Ten years I wait, enduring countless screenings and interviews, and they finally settle on a waterbed. Of all things, a waterbed! I’ve yet to make any sense of it. If it’s within the bounds of your imagination, I’d advise you to just as well forget this part of things altogether. I am Edward Moody, Seventh Officer of the Royal Mail Ship Titanic.
Oh, for almost one hundred years I was perfectly fine with the state of my being. I’d left the world young, only a junior officer yet, but I’d carried myself into the next existence with dignity. A test of proper conduct in the face of a civil disaster of great historic proportions. An officer (rank is of no importance in matters of life and death) down with his ship. A simple, dignified end. My legacy in the world settled. And then comes along this American film hell-bent on re-writing history! I can tell you, from my own personal experience on the very ship, the RMS Titanic, that that film is all drama and no historical fact. It’s just a film, yes, but it’s accuracy is a matter of importance. It’s a matter of history. Of legacy.

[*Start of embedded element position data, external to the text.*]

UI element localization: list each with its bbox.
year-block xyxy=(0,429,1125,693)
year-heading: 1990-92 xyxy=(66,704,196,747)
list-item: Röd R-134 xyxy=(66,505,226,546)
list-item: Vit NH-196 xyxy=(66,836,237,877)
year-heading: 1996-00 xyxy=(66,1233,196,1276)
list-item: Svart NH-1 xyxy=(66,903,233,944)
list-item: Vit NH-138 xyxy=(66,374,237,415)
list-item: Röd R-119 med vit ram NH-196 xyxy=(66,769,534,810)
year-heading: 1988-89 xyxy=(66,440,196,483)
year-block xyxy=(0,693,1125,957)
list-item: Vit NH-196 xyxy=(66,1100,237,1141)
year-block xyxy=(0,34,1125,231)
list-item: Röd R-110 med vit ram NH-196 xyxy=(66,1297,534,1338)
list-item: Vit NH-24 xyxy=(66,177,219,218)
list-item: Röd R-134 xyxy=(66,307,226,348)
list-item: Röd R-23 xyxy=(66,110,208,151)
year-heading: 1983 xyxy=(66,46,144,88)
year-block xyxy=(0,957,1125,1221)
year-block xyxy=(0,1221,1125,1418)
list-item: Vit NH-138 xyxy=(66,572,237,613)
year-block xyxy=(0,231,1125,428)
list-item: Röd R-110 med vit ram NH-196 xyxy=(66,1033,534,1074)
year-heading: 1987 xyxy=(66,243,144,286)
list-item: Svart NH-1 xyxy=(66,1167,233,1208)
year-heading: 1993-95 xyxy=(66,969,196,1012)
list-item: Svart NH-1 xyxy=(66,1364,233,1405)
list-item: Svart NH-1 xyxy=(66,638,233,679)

It was night. The film managed this correctly. It was quiet too. I didn’t wake to the noise of the collision with the berg. I was awoken by the Second Officer instead. He took me to the starboard side where ice piled on the deck. Not once did he show alarm. I tell you, things were orderly and calm. On the deck, the orchestra began to play. (That was true also, but mind you, it was some lively tune and not that hymnal paced orchestral from the film.) Women and children were placed on the lifeboats and things were calm and in order. I’m telling you this because I was there.
The officers had guns. Yes, this is true as well. It is a standard precaution to carry guns on ship of course. It was important to keep order, understand. Especially under such circumstances. Believe me, the first cabin was calm, but there was panic in the steerage and it was that portion of the ship that shooting was necessary.
Eight or ten steerage passengers were shot. I shot one. And I had to. It was strictly women and children in the lifeboats, see. Despicable! How they’d dart left and right for a boat. Sure there were a handful of male stewards on the boats. But this is all in good order. It was necessary, please understand. Order was necessary.